Methods which need to interact with the service should be declared and documented in BigQueryClient, as virtual methods which throw NotImplementedException. They are then implemented in BigQueryClientImpl.

The canonical way of identifying any of the entities is via a reference, e.g. DatasetReference, JobReference, TableReference, ProjectReference. It is easy to construct a reference either manually or via BigQueryClient or a parent entity (e.g. BigQueryDataset.GetTableReference).

Any operation on BigQueryClient must at least have a canonical form accepting a suitable reference. It may also have other overloads to retrieve entities via just component IDs. The overloads must be virtual to support simple mocking, but should not be overridden in the implementation. The documentation must be clear that the overloads simply delegate to the canonical form using a *Reference constructed with a Get*Reference method.

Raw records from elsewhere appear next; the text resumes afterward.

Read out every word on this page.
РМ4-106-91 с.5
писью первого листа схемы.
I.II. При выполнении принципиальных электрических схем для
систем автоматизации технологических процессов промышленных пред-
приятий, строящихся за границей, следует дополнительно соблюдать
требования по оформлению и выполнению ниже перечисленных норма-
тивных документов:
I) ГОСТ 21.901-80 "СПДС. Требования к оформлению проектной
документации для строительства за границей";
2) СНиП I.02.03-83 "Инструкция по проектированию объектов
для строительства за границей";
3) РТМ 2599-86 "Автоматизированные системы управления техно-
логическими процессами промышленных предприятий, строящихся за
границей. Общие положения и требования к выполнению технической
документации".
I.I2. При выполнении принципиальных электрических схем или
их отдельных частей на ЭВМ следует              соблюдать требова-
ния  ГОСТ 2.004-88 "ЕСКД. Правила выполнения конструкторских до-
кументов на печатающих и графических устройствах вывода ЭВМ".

The Get*Reference methods in BigQueryClient are not virtual; they are not a point of interaction with the service and so do not require faking for test purposes.

BigQueryClient requires a project ID to be specified, as almost all BigQuery operations require a project ID, and almost all operations will use the same one. The project ID is typically used as an invisible default, but it is still possible to query a dataset/table/job in a different project.

Options

All operations accept at least one "options" parameter (and sometimes more, if the operation is a shortcut for multiple operations). All properties on options classes are nullable, with null being the default value, indicating that the user hasn't specified that option.

Datasets, tables and results

All the relevant operations are available on BigQueryClient, but many are more conveniently placed on other classes representing entities:

  • BigQueryDataset: a dataset containing tables
  • BigQueryTable: a table
  • BigQueryJob: a job, which may or may not be completed

Additionally, BigQueryResults represents the results of a completed query in a form which is easy to iterate over and obtain "pages" of results.

The BigQuery prefix here avoids confusion with the underlying REST-based resources, which are still available.

Synchronous vs asynchronous C# calls

All API calls potentially involving server interaction come in sync and async flavours.